By mid-2009, when the lease expired, rising prices and occasional vermin had prompted Ms. Cosmadopoulos to decamp farther east on the L line, to the Morgan Avenue stop in Bushwick. There, she lived with perhaps the worst of all possible floor plans, she said, in a four-bedroom railroad apartment. This did not last long. When the downstairs neighbors got bedbugs, Ms. Cosmadopoulos left, after only two months.
Next, she chose a less-hip subway line, near the Myrtle Avenue stop on the J train. That apartment, which was on Suydam Street, had been meticulously restored — it was rumored to have spent many years as a crack den, she explained — but the layout was a bit awkward. Her rent was only $575, and after two years of unannounced visits from the landlord, who was endlessly concerned about the state of the floors and ceiling lamps, she decided to move on.
In October, Ms. Cosmadopoulos moved to her current apartment on a tree-lined block in Bedford-Stuyvesant, near the Kingston-Throop stop on the C line, providing an easy commute to her job as an art studio coordinator at Pure Vision Arts in Manhattan.
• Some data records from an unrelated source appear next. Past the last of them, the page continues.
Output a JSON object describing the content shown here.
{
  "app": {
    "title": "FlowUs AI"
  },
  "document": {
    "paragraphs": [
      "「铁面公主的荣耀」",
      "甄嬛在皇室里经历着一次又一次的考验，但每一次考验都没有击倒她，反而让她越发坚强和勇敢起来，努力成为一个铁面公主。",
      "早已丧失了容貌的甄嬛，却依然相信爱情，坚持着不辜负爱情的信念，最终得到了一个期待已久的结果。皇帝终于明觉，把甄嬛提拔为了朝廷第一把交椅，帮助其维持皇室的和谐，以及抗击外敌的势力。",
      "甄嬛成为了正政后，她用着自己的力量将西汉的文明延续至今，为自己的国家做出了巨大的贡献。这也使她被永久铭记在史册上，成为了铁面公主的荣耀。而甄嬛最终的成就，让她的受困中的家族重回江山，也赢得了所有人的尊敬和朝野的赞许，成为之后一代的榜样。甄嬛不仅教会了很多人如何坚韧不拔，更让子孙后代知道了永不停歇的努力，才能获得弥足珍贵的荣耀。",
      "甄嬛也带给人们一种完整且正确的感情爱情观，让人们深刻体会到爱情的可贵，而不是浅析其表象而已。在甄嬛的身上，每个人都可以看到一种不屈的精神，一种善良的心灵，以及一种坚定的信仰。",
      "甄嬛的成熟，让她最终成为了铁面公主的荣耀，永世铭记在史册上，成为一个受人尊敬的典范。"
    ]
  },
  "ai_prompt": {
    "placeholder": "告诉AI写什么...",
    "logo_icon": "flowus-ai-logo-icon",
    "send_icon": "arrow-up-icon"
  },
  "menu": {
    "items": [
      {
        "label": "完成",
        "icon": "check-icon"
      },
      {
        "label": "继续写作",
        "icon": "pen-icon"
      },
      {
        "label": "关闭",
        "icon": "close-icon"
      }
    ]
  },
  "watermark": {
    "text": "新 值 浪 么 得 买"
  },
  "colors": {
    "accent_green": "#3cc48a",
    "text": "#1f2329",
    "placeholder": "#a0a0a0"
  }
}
She works with adults who have developmental disabilities.
While she says she prefers her new neighborhood to living in Bushwick, which can feel very desolate and dark, parts of Bedford-Stuyvesant do struggle with violence and crime, and there was a shooting on her block two weeks after she moved in. But after a few shaky days, she said, she put it behind her.
An issue she spends more time thinking about, she says, is her participation in waves of gentrification.
“It’s hard to avoid when you move to New York, when you have a bunch of student loans and don’t have a lot of money,” she said. “I just live in places that I can afford to live. And obviously, that comes at a price.”
Ms. Cosmadopoulos said that in every neighborhood where she lived, she had made sure to shop at nearby businesses, to support the local community and never to pine for a place like Starbucks.